Motivation Goal Setting

The act of deciding upon and setting a goal is a big step toward making a change in your life. A firm decision to set a goal can be very motivating.

However, the initial surge of motivation that comes from setting goals quickly wanes in the face of the nitty-gritty details of accomplishing them. Fortunately, certain approaches to goal setting may help you keep your motivation high all the way to the finish-line.

S.M.A.R.T Goals

Strategic planning expert George T. Doran first coined the term “S.M.A.R.T Goals” in 1981. Since then, the acronym has been widely used to help people achieve their goals. The theory encourages setting goals that are:

  • Specific: Instead of aiming to lose weight, consider setting a goal to lose 15 pounds through exercise and diet. Instead of trying to publish a short story, set a goal to write 1,000 great words and submit it to three literary magazines. Vague goals tend not to be very motivating, whereas specific goals conjure concrete images in your mind that will keep you focused.
  • Measurable: How will you measure your success? Sure, lost weight will be noticeable and your published story obvious, but what about progress toward your goal? Breaking goals down into smaller steps increases their measurability. For instance, after setting a goal to lose one pound per week, the weekly act of measuring your weight loss can reveal that you are in fact progressing toward your goal.
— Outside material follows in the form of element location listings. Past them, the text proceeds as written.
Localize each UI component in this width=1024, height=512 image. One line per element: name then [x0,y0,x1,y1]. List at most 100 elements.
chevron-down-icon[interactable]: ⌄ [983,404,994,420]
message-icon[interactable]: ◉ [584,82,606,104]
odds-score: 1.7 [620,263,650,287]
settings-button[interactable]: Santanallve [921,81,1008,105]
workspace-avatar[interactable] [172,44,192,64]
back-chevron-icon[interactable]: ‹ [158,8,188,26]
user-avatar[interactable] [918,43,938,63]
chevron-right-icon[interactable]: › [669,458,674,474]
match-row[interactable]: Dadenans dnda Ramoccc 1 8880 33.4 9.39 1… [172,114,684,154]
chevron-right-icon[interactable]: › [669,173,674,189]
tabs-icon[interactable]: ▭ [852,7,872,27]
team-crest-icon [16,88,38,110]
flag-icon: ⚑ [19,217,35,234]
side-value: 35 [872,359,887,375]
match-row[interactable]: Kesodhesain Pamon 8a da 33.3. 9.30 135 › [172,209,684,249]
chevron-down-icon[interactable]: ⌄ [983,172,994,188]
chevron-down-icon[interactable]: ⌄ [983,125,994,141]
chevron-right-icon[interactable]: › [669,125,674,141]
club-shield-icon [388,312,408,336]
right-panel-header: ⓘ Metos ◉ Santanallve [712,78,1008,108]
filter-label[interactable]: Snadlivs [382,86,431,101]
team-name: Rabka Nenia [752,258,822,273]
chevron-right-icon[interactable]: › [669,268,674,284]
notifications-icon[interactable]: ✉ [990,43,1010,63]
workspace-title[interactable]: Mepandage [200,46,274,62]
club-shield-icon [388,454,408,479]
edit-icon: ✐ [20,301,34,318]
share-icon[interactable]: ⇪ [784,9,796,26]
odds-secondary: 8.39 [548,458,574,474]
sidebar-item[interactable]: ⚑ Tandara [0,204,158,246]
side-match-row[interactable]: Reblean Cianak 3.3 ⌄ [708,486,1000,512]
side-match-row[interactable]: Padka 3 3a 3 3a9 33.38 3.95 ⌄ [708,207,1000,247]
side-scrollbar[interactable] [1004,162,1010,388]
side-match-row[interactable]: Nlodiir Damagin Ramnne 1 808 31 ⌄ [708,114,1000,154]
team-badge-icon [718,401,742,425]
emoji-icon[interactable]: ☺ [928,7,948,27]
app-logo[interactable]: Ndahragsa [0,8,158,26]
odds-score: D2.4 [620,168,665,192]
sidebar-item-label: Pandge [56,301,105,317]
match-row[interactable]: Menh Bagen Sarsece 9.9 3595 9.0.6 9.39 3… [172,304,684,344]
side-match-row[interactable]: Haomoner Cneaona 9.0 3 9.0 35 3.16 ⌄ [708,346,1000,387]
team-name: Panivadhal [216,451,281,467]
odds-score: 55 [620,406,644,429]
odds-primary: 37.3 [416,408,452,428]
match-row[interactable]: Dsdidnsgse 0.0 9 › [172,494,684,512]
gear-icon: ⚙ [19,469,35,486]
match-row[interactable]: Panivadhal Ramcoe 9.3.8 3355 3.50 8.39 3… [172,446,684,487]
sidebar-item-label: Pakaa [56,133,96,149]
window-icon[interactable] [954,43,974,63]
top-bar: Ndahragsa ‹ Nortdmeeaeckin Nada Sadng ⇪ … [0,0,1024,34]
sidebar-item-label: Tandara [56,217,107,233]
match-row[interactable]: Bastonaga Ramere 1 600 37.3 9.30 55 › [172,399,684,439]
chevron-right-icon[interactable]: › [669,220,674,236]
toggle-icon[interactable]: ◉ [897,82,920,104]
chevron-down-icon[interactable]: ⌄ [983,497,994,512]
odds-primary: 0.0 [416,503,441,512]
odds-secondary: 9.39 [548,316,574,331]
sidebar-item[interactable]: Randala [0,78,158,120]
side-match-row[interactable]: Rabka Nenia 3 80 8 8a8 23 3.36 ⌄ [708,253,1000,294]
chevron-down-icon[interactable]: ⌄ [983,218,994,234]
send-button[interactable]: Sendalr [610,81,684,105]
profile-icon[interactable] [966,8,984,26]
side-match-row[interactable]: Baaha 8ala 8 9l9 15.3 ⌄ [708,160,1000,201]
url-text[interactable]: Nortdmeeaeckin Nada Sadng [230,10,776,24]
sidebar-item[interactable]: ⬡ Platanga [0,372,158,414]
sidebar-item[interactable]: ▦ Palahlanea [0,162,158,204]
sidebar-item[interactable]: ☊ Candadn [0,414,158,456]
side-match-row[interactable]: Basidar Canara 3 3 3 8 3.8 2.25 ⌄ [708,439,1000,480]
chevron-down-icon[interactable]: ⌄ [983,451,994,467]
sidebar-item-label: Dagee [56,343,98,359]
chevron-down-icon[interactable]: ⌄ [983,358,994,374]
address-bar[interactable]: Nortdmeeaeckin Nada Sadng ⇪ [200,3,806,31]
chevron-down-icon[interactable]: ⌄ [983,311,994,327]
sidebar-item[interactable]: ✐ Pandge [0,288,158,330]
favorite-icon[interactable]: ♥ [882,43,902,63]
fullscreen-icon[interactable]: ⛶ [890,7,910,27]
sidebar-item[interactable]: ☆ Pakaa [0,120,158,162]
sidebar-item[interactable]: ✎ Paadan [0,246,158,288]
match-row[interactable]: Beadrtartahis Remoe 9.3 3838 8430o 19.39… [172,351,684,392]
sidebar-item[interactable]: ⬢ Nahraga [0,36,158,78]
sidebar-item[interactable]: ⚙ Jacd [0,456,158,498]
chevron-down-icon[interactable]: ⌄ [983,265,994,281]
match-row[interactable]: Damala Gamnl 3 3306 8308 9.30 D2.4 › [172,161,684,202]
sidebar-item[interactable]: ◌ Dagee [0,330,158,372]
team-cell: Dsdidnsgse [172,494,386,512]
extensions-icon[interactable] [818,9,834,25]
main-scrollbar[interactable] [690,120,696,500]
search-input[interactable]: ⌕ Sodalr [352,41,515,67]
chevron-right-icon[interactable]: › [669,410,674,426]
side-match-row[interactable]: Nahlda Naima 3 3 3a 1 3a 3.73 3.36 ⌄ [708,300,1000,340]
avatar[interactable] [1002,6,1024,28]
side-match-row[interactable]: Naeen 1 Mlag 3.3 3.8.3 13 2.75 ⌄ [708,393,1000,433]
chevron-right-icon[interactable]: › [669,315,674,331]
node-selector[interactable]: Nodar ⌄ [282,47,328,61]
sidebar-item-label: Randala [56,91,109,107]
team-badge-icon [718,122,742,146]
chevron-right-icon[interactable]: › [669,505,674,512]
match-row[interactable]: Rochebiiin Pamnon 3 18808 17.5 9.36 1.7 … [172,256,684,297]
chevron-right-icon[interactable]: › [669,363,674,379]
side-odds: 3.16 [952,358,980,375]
Setting a goal to write 500 words of your story per week, then using your word processor’s word count tool to see your progress will be motivating in itself.
  • Attainable: Should you try to publish your first short story in The New Yorker? Should you try to reduce your body fat percentage to 1 percent? Probably not. While you may eventually be published in highly regarded magazines or become supremely trim, these things take time and practice and will likely not be accomplished on your first try. Set your sights a little lower to avoid discouraging yourself with overly lofty goals.
  • Reachable: The idea of reachable goals is very similar to the idea of attainable goals. Make sure the goals you set are do-able. Is it even possible for a human being to have only one percent body fat? Nope. So don’t try. Another way to make goals seem more reachable is to break them into smaller steps. The amount of weight you need to lose may be overwhelming and seem unreachable, but not if you focus on losing a small amount per week.
  • Timely: To stay motivated after setting goals, you need to taste success along the way. Again, breaking larger goals into bite-sized pieces is a great way to make them timely. If you set a goal to lose 30 pounds, it might take you five months to do it. That time can seem very far away and make you feel like you shouldn’t even bother. However, you can easily lose two pounds per week, so make that your goal. Each tiny success will renew your motivation to continue your weight loss program.

Following these approaches to goal setting will help you accomplish things you may have thought yourself incapable of accomplishing. Remember to set deadlines and to reward yourself for small successes along the way. In the quest to stay motivated, every little bit helps.